Light showers overnight in the southwestern U.S. Midwest were too little too late to prevent further losses to corn and soybean yields, and next week will bring the return of high heat and drought, an agricultural meteorologist forecast Thursday.
Rain in the northern Midwest this week improved corn and soybean crop prospects, while heat and dryness in the southwestern section continued to stress crops, said Andy Karst, meteorologist for World Weather Inc.
"There should be some improvement in areas like the Dakotas and Minnesota. They have had some good rains of up to an inch or more, and there should be more rain and more improvement over the next week," Karst said.

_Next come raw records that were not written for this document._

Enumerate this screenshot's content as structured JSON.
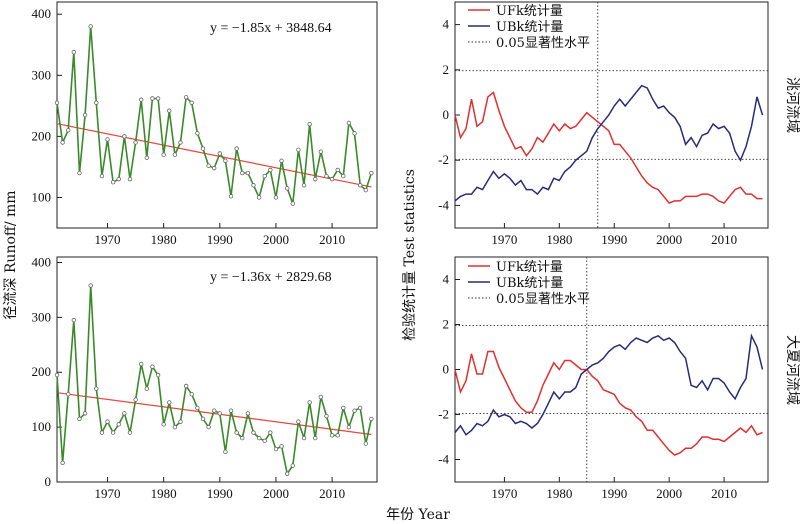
{
  "figure": {
    "x_axis_label": "年份  Year",
    "left_y_label": "径流深 Runoff/ mm",
    "right_y_label": "检验统计量 Test statistics"
  },
  "chart_data": [
    {
      "type": "line",
      "panel": "runoff-top",
      "regression_text": "y = −1.85x + 3848.64",
      "trend_line": {
        "slope": -1.85,
        "intercept": 3848.64
      },
      "xlim": [
        1961,
        2018
      ],
      "ylim": [
        50,
        420
      ],
      "x_ticks": [
        1970,
        1980,
        1990,
        2000,
        2010
      ],
      "y_ticks": [
        100,
        200,
        300,
        400
      ],
      "series": [
        {
          "color": "#3a8a2a",
          "x": [
            1961,
            1962,
            1963,
            1964,
            1965,
            1966,
            1967,
            1968,
            1969,
            1970,
            1971,
            1972,
            1973,
            1974,
            1975,
            1976,
            1977,
            1978,
            1979,
            1980,
            1981,
            1982,
            1983,
            1984,
            1985,
            1986,
            1987,
            1988,
            1989,
            1990,
            1991,
            1992,
            1993,
            1994,
            1995,
            1996,
            1997,
            1998,
            1999,
            2000,
            2001,
            2002,
            2003,
            2004,
            2005,
            2006,
            2007,
            2008,
            2009,
            2010,
            2011,
            2012,
            2013,
            2014,
            2015,
            2016,
            2017
          ],
          "y": [
            255,
            190,
            210,
            338,
            140,
            235,
            380,
            255,
            135,
            195,
            125,
            130,
            200,
            130,
            190,
            260,
            165,
            262,
            262,
            170,
            242,
            170,
            190,
            264,
            255,
            205,
            180,
            152,
            148,
            172,
            160,
            102,
            180,
            140,
            140,
            120,
            100,
            135,
            145,
            100,
            160,
            115,
            90,
            178,
            120,
            220,
            130,
            175,
            135,
            130,
            145,
            135,
            222,
            205,
            120,
            112,
            140
          ]
        }
      ]
    },
    {
      "type": "line",
      "panel": "runoff-bottom",
      "regression_text": "y = −1.36x + 2829.68",
      "trend_line": {
        "slope": -1.36,
        "intercept": 2829.68
      },
      "xlim": [
        1961,
        2018
      ],
      "ylim": [
        0,
        410
      ],
      "x_ticks": [
        1970,
        1980,
        1990,
        2000,
        2010
      ],
      "y_ticks": [
        0,
        100,
        200,
        300,
        400
      ],
      "series": [
        {
          "color": "#3a8a2a",
          "x": [
            1961,
            1962,
            1963,
            1964,
            1965,
            1966,
            1967,
            1968,
            1969,
            1970,
            1971,
            1972,
            1973,
            1974,
            1975,
            1976,
            1977,
            1978,
            1979,
            1980,
            1981,
            1982,
            1983,
            1984,
            1985,
            1986,
            1987,
            1988,
            1989,
            1990,
            1991,
            1992,
            1993,
            1994,
            1995,
            1996,
            1997,
            1998,
            1999,
            2000,
            2001,
            2002,
            2003,
            2004,
            2005,
            2006,
            2007,
            2008,
            2009,
            2010,
            2011,
            2012,
            2013,
            2014,
            2015,
            2016,
            2017
          ],
          "y": [
            195,
            35,
            160,
            295,
            115,
            125,
            358,
            170,
            90,
            110,
            90,
            105,
            125,
            90,
            150,
            215,
            170,
            210,
            195,
            105,
            145,
            100,
            110,
            175,
            160,
            135,
            115,
            100,
            130,
            125,
            55,
            130,
            90,
            80,
            125,
            90,
            80,
            75,
            90,
            60,
            65,
            15,
            30,
            110,
            80,
            145,
            80,
            155,
            120,
            85,
            85,
            135,
            100,
            130,
            135,
            70,
            115
          ]
        }
      ]
    },
    {
      "type": "line",
      "panel": "mk-top",
      "basin_label": "洮河流域",
      "change_year": 1987,
      "significance_level": 1.96,
      "xlim": [
        1961,
        2018
      ],
      "ylim": [
        -5,
        5
      ],
      "x_ticks": [
        1970,
        1980,
        1990,
        2000,
        2010
      ],
      "y_ticks": [
        -4,
        -2,
        0,
        2,
        4
      ],
      "legend": [
        {
          "label": "UFk统计量",
          "color": "#e03030",
          "style": "solid"
        },
        {
          "label": "UBk统计量",
          "color": "#2a2a7a",
          "style": "solid"
        },
        {
          "label": "0.05显著性水平",
          "color": "#333333",
          "style": "dotted"
        }
      ],
      "series": [
        {
          "name": "UFk统计量",
          "color": "#e03030",
          "x": [
            1961,
            1962,
            1963,
            1964,
            1965,
            1966,
            1967,
            1968,
            1969,
            1970,
            1971,
            1972,
            1973,
            1974,
            1975,
            1976,
            1977,
            1978,
            1979,
            1980,
            1981,
            1982,
            1983,
            1984,
            1985,
            1986,
            1987,
            1988,
            1989,
            1990,
            1991,
            1992,
            1993,
            1994,
            1995,
            1996,
            1997,
            1998,
            1999,
            2000,
            2001,
            2002,
            2003,
            2004,
            2005,
            2006,
            2007,
            2008,
            2009,
            2010,
            2011,
            2012,
            2013,
            2014,
            2015,
            2016,
            2017
          ],
          "y": [
            0,
            -1.0,
            -0.6,
            0.7,
            -0.5,
            -0.3,
            0.8,
            1.0,
            0.2,
            -0.5,
            -1.0,
            -1.5,
            -1.4,
            -1.8,
            -1.5,
            -1.0,
            -1.2,
            -0.8,
            -0.4,
            -0.7,
            -0.4,
            -0.6,
            -0.5,
            -0.2,
            0.1,
            -0.1,
            -0.3,
            -0.5,
            -0.7,
            -1.3,
            -1.3,
            -1.6,
            -1.9,
            -2.3,
            -2.7,
            -3.0,
            -3.2,
            -3.3,
            -3.6,
            -3.9,
            -3.8,
            -3.8,
            -3.6,
            -3.6,
            -3.6,
            -3.5,
            -3.5,
            -3.6,
            -3.8,
            -3.9,
            -3.6,
            -3.3,
            -3.2,
            -3.5,
            -3.5,
            -3.7,
            -3.7
          ]
        },
        {
          "name": "UBk统计量",
          "color": "#2a2a7a",
          "x": [
            1961,
            1962,
            1963,
            1964,
            1965,
            1966,
            1967,
            1968,
            1969,
            1970,
            1971,
            1972,
            1973,
            1974,
            1975,
            1976,
            1977,
            1978,
            1979,
            1980,
            1981,
            1982,
            1983,
            1984,
            1985,
            1986,
            1987,
            1988,
            1989,
            1990,
            1991,
            1992,
            1993,
            1994,
            1995,
            1996,
            1997,
            1998,
            1999,
            2000,
            2001,
            2002,
            2003,
            2004,
            2005,
            2006,
            2007,
            2008,
            2009,
            2010,
            2011,
            2012,
            2013,
            2014,
            2015,
            2016,
            2017
          ],
          "y": [
            -3.8,
            -3.6,
            -3.5,
            -3.5,
            -3.2,
            -3.3,
            -2.9,
            -2.5,
            -2.8,
            -2.6,
            -2.8,
            -3.1,
            -2.9,
            -3.3,
            -3.3,
            -3.5,
            -3.2,
            -3.3,
            -2.8,
            -2.9,
            -2.5,
            -2.3,
            -2.0,
            -1.8,
            -1.6,
            -1.0,
            -0.6,
            -0.3,
            0.0,
            0.4,
            0.7,
            0.4,
            0.7,
            1.0,
            1.3,
            1.2,
            0.7,
            0.3,
            0.4,
            0.1,
            -0.1,
            -0.5,
            -1.3,
            -1.0,
            -1.4,
            -0.9,
            -0.8,
            -0.4,
            -0.6,
            -0.5,
            -0.8,
            -1.6,
            -2.0,
            -1.4,
            -0.5,
            0.8,
            0.0
          ]
        }
      ]
    },
    {
      "type": "line",
      "panel": "mk-bottom",
      "basin_label": "大夏河流域",
      "change_year": 1985,
      "significance_level": 1.96,
      "xlim": [
        1961,
        2018
      ],
      "ylim": [
        -5,
        5
      ],
      "x_ticks": [
        1970,
        1980,
        1990,
        2000,
        2010
      ],
      "y_ticks": [
        -4,
        -2,
        0,
        2,
        4
      ],
      "legend": [
        {
          "label": "UFk统计量",
          "color": "#e03030",
          "style": "solid"
        },
        {
          "label": "UBk统计量",
          "color": "#2a2a7a",
          "style": "solid"
        },
        {
          "label": "0.05显著性水平",
          "color": "#333333",
          "style": "dotted"
        }
      ],
      "series": [
        {
          "name": "UFk统计量",
          "color": "#e03030",
          "x": [
            1961,
            1962,
            1963,
            1964,
            1965,
            1966,
            1967,
            1968,
            1969,
            1970,
            1971,
            1972,
            1973,
            1974,
            1975,
            1976,
            1977,
            1978,
            1979,
            1980,
            1981,
            1982,
            1983,
            1984,
            1985,
            1986,
            1987,
            1988,
            1989,
            1990,
            1991,
            1992,
            1993,
            1994,
            1995,
            1996,
            1997,
            1998,
            1999,
            2000,
            2001,
            2002,
            2003,
            2004,
            2005,
            2006,
            2007,
            2008,
            2009,
            2010,
            2011,
            2012,
            2013,
            2014,
            2015,
            2016,
            2017
          ],
          "y": [
            0,
            -1.0,
            -0.5,
            0.7,
            -0.2,
            -0.2,
            0.8,
            0.8,
            0.1,
            -0.4,
            -0.9,
            -1.4,
            -1.7,
            -1.9,
            -1.9,
            -1.4,
            -0.7,
            -0.2,
            0.3,
            0.0,
            0.4,
            0.4,
            0.2,
            0.0,
            0.0,
            -0.3,
            -0.5,
            -0.9,
            -1.0,
            -1.1,
            -1.5,
            -1.7,
            -1.8,
            -2.1,
            -2.3,
            -2.7,
            -2.7,
            -3.0,
            -3.3,
            -3.6,
            -3.8,
            -3.7,
            -3.5,
            -3.5,
            -3.3,
            -3.0,
            -3.0,
            -3.1,
            -3.1,
            -3.2,
            -3.0,
            -2.8,
            -2.6,
            -2.8,
            -2.5,
            -2.9,
            -2.8
          ]
        },
        {
          "name": "UBk统计量",
          "color": "#2a2a7a",
          "x": [
            1961,
            1962,
            1963,
            1964,
            1965,
            1966,
            1967,
            1968,
            1969,
            1970,
            1971,
            1972,
            1973,
            1974,
            1975,
            1976,
            1977,
            1978,
            1979,
            1980,
            1981,
            1982,
            1983,
            1984,
            1985,
            1986,
            1987,
            1988,
            1989,
            1990,
            1991,
            1992,
            1993,
            1994,
            1995,
            1996,
            1997,
            1998,
            1999,
            2000,
            2001,
            2002,
            2003,
            2004,
            2005,
            2006,
            2007,
            2008,
            2009,
            2010,
            2011,
            2012,
            2013,
            2014,
            2015,
            2016,
            2017
          ],
          "y": [
            -2.8,
            -2.5,
            -2.9,
            -2.7,
            -2.4,
            -2.5,
            -2.3,
            -1.8,
            -2.1,
            -2.0,
            -2.1,
            -2.4,
            -2.3,
            -2.4,
            -2.6,
            -2.4,
            -2.0,
            -1.5,
            -1.0,
            -1.3,
            -1.0,
            -1.0,
            -0.8,
            -0.2,
            0.0,
            0.2,
            0.3,
            0.5,
            0.8,
            1.0,
            1.1,
            0.9,
            1.2,
            1.4,
            1.3,
            1.2,
            1.4,
            1.5,
            1.3,
            1.4,
            1.2,
            0.8,
            0.5,
            -0.7,
            -0.8,
            -0.5,
            -0.9,
            -0.4,
            -0.4,
            -0.6,
            -1.0,
            -1.3,
            -0.8,
            -0.4,
            1.5,
            1.0,
            0.0
          ]
        }
      ]
    }
  ]
}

Nebraska, Kansas, Missouri, Iowa and Illinois got some rains overnight, but they were too light to do much good. As a result, there will still be declining yields in those areas, Karst said, especially for corn.
"Corn is already brown so whatever yield has been established for corn that will be the final count," he said.
Karst said there had been forecasts for 1.5 to 3 inches in portions of the southwestern Midwest, but the rains were lighter than had been predicted.
There was generally a half inch or less, with locally heavier amounts, mainly in the north into Iowa of 1 to 1-1/2 inches. Heavier rainfall was very localized, he added.
"Shenandoah, Iowa got 1.5 inches, the biggest downpours were in the north into Iowa but they were pretty isolated," Karst said.
Karst said hot weather would continue in the southwest with highs in the 90s to low 100s degrees Fahrenheit, but more moderate temperatures in the 80s and low 90s would prevail elsewhere.
Commodity Weather Group (CWG) on Thursday said roughly two-thirds of the Midwest would get up to 0.50 inch of rain or more by Monday.
Thundershowers overnight in the southeast included at least a half inch of rain in 40 percent of Iowa and close to 25 percent of the Midwest overall.
Scattered showers will extend eastward on Thursday into Illinois, Indiana and Ohio, with additional rain likely in the central and northwestern Midwest Saturday through Monday.
CWG said the rains would temporarily ease moisture stress, mainly aiding soybeans.